GSoC Week 10: Serialization and Deserialization
23 Aug 2022This blog post is related to my GSoC 2022 project.
In the previous week, I was able to get a little bit of work done on the serialization and deserialization process over
the weekend. I implemented functions to serialize and deserialize integral and floating types, and variant
.
There are two kinds of serialization: in-place and allocating. The in-place functions directly take a byte stream to write
to, and assume that there is enough space in the stream beginning from the provided pointer to store the serialized form
of the data. The allocating functions make a std::vector<std::byte>
and after resizing to the required
size, pass it to the in-place functions then return it.
The deserialization functions do not have to deal with in-place or allocating functions, they simply start reading the
byte stream from the provided pointer and return the result by value. All of the work is neatly encapsulated behind
functions and a set of macros (ENIGMA_INTERNAL_OBJECT_*
, which assume code with particular variable declarations).
There is some type magic going on behind the scenes to uniformly represent serialization for these three types of types.
At compile time, depending on the type of the provided argument, the correct routine is chosen using the if constexpr
construct and the std::is_same_v
type trait (to test equivalence of types). These routines then do type-specific
work.
For serialization of types whose size is known statically, there is a base type used which the given value is bitwise cast
to, i.e. a memcpy
from the value to an object of the base type. This base type is chosen such that bitwise
operations can be done on it, and they do not introduce any problems. For example, for signed integers, their unsigned form
is chosen, because trying to shift right with signed integers can cause sign extension, which is not the case with unsigned
integers. For floating point numbers, no bitwise operations are possible, so the equally-sized unsigned integer types are
used. For variant
, the type tag is written before the data, to know how to deserialize it. As it stands currently,
after each value is converted to their base type, the base type is just written LSB-first to the byte stream.

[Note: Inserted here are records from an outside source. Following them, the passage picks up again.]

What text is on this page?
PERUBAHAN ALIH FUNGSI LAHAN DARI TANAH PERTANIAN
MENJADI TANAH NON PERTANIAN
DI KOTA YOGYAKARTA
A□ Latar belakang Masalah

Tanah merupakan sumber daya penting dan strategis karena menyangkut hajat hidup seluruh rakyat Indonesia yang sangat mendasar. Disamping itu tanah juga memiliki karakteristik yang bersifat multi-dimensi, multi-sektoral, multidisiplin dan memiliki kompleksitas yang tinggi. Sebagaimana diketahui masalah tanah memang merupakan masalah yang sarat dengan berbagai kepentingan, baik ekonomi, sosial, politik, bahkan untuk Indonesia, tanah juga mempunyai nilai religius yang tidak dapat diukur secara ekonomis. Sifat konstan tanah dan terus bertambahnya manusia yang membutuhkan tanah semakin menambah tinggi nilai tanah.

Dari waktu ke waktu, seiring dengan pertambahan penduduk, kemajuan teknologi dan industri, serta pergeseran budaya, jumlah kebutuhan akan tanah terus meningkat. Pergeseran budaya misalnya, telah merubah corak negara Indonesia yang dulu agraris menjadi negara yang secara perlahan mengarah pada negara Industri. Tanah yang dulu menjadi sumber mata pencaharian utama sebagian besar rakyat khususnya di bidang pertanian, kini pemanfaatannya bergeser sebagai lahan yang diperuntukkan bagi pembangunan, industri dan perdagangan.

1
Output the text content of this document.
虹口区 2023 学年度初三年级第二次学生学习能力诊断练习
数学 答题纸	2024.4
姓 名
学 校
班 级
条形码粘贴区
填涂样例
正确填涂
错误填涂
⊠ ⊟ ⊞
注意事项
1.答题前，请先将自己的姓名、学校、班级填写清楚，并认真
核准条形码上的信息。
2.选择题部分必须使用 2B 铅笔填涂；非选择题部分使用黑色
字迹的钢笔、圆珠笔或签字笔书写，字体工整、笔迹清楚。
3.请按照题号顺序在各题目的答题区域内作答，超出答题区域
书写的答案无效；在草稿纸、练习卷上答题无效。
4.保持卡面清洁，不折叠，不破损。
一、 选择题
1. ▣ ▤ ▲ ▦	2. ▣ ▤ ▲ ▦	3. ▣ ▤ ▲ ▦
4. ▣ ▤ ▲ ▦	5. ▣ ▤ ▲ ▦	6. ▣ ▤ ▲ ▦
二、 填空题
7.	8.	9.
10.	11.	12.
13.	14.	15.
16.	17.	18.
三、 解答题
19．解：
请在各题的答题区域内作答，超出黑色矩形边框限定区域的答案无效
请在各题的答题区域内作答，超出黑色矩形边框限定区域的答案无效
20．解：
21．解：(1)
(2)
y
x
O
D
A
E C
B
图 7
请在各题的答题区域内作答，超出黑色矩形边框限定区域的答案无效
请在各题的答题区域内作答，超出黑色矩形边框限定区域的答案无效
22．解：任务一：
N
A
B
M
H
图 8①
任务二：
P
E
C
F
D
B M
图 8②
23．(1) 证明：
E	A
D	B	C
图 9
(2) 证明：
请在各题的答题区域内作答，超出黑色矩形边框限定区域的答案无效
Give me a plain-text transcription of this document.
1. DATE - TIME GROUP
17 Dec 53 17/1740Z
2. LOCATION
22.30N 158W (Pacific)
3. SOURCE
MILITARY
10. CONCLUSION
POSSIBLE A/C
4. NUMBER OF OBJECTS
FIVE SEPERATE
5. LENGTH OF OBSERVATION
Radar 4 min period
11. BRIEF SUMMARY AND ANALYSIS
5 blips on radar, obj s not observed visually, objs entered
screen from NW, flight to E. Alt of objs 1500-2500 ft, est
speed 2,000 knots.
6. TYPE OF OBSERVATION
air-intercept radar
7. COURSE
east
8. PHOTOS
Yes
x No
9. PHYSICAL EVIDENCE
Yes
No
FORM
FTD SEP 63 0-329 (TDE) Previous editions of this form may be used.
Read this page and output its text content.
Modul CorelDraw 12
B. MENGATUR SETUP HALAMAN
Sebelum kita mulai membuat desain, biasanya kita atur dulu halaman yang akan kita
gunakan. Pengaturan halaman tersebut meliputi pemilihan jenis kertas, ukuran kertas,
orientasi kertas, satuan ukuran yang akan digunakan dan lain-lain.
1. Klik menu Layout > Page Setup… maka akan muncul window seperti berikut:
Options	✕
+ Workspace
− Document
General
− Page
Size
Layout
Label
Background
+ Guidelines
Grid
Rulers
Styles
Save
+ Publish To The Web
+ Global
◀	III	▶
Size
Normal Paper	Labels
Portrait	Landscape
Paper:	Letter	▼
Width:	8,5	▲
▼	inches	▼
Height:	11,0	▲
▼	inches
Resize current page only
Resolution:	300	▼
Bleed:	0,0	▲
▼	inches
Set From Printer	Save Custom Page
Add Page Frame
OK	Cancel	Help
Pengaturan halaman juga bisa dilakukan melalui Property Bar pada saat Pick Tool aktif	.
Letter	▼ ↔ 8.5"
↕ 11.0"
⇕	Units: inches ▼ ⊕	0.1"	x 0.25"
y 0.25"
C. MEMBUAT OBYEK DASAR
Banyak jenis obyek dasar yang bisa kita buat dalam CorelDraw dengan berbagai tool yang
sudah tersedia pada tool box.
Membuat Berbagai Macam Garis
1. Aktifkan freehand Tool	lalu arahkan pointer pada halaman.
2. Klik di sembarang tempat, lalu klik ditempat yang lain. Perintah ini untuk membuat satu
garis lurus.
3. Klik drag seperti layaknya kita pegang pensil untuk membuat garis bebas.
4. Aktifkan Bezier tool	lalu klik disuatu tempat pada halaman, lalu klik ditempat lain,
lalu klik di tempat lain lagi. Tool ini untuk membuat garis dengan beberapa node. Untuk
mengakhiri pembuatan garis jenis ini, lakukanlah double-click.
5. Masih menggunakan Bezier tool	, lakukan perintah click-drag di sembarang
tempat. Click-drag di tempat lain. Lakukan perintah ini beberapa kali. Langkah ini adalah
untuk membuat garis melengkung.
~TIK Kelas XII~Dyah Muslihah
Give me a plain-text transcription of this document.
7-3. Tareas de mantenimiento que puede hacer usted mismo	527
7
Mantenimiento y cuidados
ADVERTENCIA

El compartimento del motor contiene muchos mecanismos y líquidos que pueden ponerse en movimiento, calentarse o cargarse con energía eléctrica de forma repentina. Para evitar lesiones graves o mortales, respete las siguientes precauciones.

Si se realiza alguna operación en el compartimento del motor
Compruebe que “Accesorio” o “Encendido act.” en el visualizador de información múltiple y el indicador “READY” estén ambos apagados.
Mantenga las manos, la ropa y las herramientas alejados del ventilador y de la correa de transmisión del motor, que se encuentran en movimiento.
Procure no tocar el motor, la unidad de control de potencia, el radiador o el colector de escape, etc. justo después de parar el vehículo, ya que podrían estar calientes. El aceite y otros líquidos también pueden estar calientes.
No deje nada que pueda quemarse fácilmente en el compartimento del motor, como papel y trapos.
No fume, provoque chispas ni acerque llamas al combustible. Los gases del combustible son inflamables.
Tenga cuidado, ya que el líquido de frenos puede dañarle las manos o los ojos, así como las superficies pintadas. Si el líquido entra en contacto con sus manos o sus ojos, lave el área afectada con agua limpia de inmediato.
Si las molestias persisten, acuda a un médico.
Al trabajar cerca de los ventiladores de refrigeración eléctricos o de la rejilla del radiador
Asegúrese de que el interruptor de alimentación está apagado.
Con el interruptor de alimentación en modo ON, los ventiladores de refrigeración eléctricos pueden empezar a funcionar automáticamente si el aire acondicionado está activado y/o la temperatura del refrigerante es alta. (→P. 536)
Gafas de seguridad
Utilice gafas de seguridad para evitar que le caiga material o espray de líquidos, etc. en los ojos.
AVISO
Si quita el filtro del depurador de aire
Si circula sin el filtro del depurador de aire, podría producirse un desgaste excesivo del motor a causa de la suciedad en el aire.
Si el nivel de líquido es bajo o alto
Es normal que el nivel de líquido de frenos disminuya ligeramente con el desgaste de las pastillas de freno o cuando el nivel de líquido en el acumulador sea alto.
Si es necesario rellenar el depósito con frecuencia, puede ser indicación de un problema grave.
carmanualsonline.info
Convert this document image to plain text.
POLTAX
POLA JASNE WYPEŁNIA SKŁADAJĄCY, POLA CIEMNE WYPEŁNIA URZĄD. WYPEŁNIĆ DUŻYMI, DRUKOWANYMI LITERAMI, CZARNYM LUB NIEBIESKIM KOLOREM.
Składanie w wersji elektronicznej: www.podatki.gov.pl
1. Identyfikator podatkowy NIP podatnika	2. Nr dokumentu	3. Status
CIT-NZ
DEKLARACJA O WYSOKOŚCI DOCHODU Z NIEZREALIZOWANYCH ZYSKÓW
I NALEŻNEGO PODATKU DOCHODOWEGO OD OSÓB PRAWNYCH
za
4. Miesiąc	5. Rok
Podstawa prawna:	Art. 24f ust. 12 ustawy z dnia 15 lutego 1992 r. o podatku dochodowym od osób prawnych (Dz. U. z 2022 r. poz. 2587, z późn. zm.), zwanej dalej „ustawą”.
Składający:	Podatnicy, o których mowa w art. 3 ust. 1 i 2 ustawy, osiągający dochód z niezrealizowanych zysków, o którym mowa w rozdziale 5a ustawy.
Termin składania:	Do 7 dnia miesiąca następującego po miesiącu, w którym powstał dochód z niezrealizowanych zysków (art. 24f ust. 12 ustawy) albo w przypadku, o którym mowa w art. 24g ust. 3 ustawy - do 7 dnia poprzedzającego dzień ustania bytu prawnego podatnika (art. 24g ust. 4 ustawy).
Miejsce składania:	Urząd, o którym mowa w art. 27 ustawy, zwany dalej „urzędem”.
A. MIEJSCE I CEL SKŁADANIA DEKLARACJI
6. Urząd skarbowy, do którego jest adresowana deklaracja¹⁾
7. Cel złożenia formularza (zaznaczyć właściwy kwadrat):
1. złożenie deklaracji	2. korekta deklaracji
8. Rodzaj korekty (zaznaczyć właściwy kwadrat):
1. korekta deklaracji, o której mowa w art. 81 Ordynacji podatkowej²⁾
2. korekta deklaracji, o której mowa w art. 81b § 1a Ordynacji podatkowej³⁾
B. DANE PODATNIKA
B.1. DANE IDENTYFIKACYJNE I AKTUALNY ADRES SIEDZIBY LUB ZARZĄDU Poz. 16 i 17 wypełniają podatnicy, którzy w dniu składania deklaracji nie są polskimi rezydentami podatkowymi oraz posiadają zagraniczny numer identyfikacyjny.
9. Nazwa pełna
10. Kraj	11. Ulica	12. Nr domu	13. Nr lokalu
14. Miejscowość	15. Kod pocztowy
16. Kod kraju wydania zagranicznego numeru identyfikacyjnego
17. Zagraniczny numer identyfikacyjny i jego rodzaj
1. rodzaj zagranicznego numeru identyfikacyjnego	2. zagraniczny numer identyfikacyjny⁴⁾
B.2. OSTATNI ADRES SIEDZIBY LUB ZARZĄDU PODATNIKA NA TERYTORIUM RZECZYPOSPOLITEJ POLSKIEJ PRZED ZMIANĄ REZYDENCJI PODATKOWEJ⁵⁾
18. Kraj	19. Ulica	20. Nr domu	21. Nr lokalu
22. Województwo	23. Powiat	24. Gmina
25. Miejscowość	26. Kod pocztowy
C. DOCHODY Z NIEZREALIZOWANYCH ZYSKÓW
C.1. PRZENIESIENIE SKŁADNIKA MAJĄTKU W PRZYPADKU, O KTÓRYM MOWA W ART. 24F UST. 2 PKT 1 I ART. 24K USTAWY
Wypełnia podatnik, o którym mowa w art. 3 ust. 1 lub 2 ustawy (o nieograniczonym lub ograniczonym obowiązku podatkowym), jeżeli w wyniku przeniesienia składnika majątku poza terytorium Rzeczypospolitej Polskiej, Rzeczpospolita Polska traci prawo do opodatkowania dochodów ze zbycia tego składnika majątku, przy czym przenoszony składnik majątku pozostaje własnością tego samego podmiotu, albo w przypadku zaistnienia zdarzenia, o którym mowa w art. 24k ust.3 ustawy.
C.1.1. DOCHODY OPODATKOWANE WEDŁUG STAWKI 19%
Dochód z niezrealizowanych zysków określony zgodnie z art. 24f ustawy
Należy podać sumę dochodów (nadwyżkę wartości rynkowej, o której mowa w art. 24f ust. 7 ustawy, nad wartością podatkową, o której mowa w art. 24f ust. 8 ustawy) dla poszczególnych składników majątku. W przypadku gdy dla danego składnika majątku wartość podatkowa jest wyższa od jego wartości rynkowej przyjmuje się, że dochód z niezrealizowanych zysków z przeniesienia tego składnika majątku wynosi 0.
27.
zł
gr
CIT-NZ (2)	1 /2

There are three helper functions provided, resize_buffer_for_*
, to automate the process of resizing the buffer
to the correct size before writing data to it. Together with the serialization routines, these form the basis for serialization
of any data using the macros given earlier.
These methods are used in the object heirarchy which represents the game entities in terms of using inheritance for “components”, the heirarchy being:
-
struct OBJ_base
(the type defined for the user by the compiler depending on the object name) -
struct object_locals
-
struct event_parent
-
struct object_collisions
-
struct object_transform
-
struct object_graphics
-
struct object_timelines
-
struct object_planar
-
struct object_basic
Most of these nine classes have data which needs to be serialized and the lower six classes (4 - 9) are quite trivial. This
is because these are statically defined within ENIGMAsystem/SHELL/Universal_System/Object_Tiers/
, whereas
the top three classes are dynamically generated for the game in IDE_EDIT_objectdeclarations.h
and
IDE_EDIT_evparent.h
. Of these, the top two are the hardest, because they require keeping track of user defined
variables and potentially undeclared variables which must be instantiated at runtime. object_locals
keeps track
of access to undeclared variables, and OBJ_base
stores the user-defined variables defined within the event.
I have begun work on generating the code for OBJ_base
, which currently uses the dectrip
system
to represent variable types, which makes analysis harder to do. This is because dectrip
represents the type
as three parts: the type specifier (referred to as type
, the part of the declarator which occcurs before the
variable name (referred to as prefix
), and the part of the declarator which appears after the variable name
(referred to as suffix
). This means that it does not store the structure of the declaration itself,
only the string representation of it. Thus, it is not as easy to tell when a value is a pointer or a reference, or neither.
While this system will likely get ported to the new enigma::parsing::FullType
, there is not enough time left
in the project to finish the conversion. Thus, I will likely finish the serialization and deserialization work using the
old system, and look at porting it over after GSoC ends. For now, the focus is on getting the generated code to work for
the basic types, and also implement the serialization and deserialization for the main var
, which is likely
used more than any other.
In this week, I will probably spend the next 2-3 days working on the code generation if I get an idea of the implementation, after which I will have my exams (from August 28 - September 3). Thus, I will only be available after this period, and at that point only 9 days will be remaining in the GSoC timeline for my project.